Compass does not ship dedicated source types for these, but each is "three lines of YAML against a JSON endpoint" away from working. They live under the generic api source.

Consul (Agent Services)

Consul's /v1/agent/services returns a map keyed by service ID; each value is the service object. Use items_mode: values to iterate the map. Add a Meta.url on each registered service to give Compass a canonical URL:

- type: api
  name: consul
  endpoint: http://consul.local:8500/v1/agent/services
  mapping:
    items_mode: values
    fields:
      name: Service
      url: Meta.url      # set on the registering side
      tags: Tags
      primary_tag: Meta.primary_tag

There's a working dev example in deploy/dev/docker-compose.yml and deploy/dev/consul-services.json. Consul auto-registers two services from the JSON config on startup, no bootstrap sidecar needed.

Caddy (admin API)

Caddy's admin API exposes the live HTTP server config. Each route under /config/apps/http/servers/<server>/routes includes its match rules, so the route's first hostname becomes both the service name and the URL:

- type: api
  name: caddy
  endpoint: http://localhost:2019/config/apps/http/servers/srv0/routes
  mapping:
    url_scheme: http
    fields:
      name: "match.0.host.0"
      url: "match.0.host.0"

The dev stack at deploy/dev/docker-compose.yml runs Caddy with its admin API exposed on :2019 for exactly this recipe. Caddy's admin API is unauthenticated by default — only expose it on a trusted network.

Generic JSON API

Anything else: point at the endpoint and map fields.
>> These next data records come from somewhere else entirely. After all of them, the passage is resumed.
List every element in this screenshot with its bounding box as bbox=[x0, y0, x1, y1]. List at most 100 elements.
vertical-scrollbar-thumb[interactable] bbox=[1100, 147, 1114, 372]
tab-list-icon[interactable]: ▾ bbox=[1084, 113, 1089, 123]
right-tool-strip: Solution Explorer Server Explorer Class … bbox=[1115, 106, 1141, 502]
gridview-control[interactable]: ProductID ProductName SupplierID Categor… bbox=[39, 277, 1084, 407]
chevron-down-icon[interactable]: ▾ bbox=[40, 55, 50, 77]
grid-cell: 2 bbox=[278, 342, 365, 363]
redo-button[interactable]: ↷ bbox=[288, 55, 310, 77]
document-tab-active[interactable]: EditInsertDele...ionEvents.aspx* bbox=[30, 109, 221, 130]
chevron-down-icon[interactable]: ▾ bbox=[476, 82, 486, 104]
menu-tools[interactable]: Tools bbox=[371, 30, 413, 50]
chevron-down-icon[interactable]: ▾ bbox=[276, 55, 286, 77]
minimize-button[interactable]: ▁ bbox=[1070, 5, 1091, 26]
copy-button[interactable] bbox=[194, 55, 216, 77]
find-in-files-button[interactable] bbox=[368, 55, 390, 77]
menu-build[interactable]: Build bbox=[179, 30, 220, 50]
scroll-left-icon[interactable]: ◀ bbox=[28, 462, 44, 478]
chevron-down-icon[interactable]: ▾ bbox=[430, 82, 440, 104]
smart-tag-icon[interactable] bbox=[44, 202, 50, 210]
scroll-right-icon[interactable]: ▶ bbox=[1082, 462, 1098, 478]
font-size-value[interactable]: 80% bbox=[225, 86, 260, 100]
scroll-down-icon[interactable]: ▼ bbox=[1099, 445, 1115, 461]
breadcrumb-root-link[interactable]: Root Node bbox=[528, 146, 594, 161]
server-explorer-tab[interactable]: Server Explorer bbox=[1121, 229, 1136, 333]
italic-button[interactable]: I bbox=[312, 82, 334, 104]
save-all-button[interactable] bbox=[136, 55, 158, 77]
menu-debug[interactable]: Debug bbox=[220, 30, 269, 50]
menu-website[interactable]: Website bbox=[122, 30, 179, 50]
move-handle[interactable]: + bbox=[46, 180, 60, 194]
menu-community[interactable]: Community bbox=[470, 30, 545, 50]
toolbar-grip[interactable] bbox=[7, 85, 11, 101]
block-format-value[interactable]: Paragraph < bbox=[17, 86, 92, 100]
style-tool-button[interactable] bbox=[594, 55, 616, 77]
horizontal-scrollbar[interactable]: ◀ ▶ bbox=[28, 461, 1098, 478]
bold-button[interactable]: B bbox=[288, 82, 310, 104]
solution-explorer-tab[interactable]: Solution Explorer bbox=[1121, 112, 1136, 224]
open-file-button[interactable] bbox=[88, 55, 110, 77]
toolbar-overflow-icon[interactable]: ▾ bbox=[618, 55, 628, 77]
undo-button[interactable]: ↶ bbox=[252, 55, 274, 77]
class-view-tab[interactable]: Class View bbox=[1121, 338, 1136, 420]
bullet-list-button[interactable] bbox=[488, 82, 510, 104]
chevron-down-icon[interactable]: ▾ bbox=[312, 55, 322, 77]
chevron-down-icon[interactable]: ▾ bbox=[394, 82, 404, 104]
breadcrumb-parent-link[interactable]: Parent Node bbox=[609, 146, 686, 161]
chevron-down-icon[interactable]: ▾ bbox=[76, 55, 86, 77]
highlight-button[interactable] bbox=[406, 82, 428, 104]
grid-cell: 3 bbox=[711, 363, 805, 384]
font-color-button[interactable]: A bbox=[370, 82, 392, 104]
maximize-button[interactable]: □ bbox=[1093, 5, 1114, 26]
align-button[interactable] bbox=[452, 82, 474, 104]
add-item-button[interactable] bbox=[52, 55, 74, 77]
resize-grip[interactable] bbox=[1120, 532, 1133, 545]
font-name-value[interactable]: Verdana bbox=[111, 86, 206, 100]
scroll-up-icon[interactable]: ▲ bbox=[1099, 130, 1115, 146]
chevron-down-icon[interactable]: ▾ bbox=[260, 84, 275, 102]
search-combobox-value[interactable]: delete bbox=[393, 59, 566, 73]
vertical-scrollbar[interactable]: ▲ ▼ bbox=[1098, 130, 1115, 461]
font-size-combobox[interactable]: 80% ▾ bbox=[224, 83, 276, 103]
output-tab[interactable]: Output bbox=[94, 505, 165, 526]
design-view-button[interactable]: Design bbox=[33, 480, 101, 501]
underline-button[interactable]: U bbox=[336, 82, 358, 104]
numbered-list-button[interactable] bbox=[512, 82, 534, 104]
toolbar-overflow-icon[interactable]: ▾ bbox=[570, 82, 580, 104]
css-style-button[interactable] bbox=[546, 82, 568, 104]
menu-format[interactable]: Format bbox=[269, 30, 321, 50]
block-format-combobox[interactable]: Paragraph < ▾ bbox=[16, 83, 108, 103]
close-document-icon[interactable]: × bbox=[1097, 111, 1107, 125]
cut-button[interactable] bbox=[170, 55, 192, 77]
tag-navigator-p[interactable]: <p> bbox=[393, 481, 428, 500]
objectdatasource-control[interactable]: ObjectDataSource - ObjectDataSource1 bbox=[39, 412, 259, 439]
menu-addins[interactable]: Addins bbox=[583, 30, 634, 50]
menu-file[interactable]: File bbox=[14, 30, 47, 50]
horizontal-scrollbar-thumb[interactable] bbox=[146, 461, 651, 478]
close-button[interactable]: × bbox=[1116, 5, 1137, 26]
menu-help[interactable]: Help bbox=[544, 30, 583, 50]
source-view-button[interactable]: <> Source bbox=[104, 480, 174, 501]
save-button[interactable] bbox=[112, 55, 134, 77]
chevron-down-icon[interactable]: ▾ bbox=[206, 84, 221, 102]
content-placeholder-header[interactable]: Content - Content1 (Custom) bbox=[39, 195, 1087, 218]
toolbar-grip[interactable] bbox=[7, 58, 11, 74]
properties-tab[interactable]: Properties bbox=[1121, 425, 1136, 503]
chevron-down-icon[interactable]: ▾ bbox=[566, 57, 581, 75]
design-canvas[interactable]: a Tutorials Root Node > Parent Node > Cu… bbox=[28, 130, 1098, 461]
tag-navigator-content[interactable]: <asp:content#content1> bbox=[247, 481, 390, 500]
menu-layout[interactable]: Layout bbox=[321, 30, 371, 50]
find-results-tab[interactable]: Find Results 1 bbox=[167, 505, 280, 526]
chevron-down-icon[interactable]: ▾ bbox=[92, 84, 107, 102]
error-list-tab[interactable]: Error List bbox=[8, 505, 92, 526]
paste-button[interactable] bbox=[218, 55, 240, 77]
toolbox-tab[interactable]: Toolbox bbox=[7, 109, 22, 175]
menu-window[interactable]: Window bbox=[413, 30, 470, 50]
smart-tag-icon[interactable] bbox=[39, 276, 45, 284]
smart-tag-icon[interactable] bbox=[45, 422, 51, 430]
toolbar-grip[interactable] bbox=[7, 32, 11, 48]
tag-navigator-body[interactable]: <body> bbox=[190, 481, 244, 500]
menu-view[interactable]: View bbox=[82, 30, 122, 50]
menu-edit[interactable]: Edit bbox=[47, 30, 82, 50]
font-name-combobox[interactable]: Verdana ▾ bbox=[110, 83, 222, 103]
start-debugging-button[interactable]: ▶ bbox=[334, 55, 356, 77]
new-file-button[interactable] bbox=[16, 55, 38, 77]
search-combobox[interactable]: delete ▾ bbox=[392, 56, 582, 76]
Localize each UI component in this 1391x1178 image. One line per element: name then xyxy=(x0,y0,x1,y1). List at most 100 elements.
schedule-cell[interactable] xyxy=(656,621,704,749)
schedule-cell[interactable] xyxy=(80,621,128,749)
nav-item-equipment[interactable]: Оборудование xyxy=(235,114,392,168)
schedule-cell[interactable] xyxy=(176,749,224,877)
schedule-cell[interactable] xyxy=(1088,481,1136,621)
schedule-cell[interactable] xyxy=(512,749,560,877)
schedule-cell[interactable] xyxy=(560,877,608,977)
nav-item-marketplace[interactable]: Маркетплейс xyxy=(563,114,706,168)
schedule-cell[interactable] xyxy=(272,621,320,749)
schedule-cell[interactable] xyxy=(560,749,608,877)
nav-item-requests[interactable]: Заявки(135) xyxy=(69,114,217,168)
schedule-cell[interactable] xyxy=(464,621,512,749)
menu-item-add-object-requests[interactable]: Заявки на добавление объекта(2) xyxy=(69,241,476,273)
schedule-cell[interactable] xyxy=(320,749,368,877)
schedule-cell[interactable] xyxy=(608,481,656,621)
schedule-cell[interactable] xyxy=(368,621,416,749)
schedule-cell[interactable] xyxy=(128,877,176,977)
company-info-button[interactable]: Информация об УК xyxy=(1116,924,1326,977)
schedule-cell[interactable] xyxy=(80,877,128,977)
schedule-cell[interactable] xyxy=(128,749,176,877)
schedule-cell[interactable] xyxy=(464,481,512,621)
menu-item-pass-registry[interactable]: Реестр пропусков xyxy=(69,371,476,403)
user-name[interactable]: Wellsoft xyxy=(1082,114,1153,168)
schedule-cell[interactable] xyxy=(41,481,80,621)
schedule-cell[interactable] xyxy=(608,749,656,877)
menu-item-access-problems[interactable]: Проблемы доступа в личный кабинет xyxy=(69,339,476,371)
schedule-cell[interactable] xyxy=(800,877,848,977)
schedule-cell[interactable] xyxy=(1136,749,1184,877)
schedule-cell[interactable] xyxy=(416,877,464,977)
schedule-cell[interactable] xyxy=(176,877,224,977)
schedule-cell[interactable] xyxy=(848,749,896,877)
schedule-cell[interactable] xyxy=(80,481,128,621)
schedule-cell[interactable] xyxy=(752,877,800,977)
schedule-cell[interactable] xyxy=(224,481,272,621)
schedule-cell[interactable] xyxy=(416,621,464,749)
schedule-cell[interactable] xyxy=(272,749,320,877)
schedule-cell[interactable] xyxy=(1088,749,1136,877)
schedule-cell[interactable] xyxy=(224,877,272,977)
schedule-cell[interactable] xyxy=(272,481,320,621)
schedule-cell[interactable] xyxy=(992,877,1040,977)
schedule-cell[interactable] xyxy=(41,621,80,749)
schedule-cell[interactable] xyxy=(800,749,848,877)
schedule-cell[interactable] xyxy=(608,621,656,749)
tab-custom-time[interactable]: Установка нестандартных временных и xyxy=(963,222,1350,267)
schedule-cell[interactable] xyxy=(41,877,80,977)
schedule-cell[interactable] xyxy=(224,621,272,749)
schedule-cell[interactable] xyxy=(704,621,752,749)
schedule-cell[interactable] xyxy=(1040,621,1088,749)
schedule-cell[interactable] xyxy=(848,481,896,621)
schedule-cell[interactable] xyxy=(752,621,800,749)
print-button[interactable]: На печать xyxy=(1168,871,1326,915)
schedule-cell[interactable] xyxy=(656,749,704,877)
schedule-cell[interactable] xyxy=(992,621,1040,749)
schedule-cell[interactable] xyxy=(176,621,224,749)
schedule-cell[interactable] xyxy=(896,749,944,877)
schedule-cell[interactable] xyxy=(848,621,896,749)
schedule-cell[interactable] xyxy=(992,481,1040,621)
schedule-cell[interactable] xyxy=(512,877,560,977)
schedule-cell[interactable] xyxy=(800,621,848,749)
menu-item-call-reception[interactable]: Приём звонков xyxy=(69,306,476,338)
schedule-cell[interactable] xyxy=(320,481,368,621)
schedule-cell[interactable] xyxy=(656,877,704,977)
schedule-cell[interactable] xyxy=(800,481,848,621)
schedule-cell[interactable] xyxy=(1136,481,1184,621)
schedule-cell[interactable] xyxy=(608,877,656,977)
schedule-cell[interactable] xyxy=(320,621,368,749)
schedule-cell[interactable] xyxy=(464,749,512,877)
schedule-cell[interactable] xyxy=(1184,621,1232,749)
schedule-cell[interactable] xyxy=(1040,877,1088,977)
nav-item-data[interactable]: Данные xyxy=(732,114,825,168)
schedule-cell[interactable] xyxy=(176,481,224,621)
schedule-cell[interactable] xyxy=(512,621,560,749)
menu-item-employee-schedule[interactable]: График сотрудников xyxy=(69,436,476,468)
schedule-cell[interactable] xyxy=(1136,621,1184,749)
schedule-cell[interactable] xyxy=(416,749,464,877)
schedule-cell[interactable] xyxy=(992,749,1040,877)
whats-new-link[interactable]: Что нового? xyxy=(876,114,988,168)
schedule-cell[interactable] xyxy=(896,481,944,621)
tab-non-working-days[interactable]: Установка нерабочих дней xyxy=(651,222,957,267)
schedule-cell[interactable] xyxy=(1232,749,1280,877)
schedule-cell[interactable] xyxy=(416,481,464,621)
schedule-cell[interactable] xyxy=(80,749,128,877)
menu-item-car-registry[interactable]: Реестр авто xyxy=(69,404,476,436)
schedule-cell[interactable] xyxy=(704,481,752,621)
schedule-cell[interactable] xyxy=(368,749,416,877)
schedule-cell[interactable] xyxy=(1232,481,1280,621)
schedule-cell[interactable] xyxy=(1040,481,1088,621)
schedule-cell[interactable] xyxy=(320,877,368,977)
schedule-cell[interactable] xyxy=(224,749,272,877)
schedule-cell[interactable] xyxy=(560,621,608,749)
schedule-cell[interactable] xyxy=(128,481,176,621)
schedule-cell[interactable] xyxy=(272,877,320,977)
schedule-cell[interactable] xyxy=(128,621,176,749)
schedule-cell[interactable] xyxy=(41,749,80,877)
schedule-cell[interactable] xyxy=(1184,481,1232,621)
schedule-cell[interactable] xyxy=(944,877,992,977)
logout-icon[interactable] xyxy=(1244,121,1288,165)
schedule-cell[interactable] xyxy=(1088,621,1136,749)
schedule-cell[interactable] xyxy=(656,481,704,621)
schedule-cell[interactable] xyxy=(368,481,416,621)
Paths use gjson syntax, including array indexes and escaped dots in object keys. The mapping language supports:

  • Object paths (spec.hostnames.0, match.0.host.0).
  • Escaped dots in object keys (metadata.service\.name).
  • Top-level array (items_path: "", items_mode: array, the default).
  • Top-level map of objects (items_mode: values).
  • A url_scheme: to prefix URLs returned without one.
  • Headers via headers: for bearer tokens / API keys.

The pattern across all of these is the same: encode the canonical URL in metadata at the source side, and let the API mapping read it. Compass stays unaware of the registering system's specifics.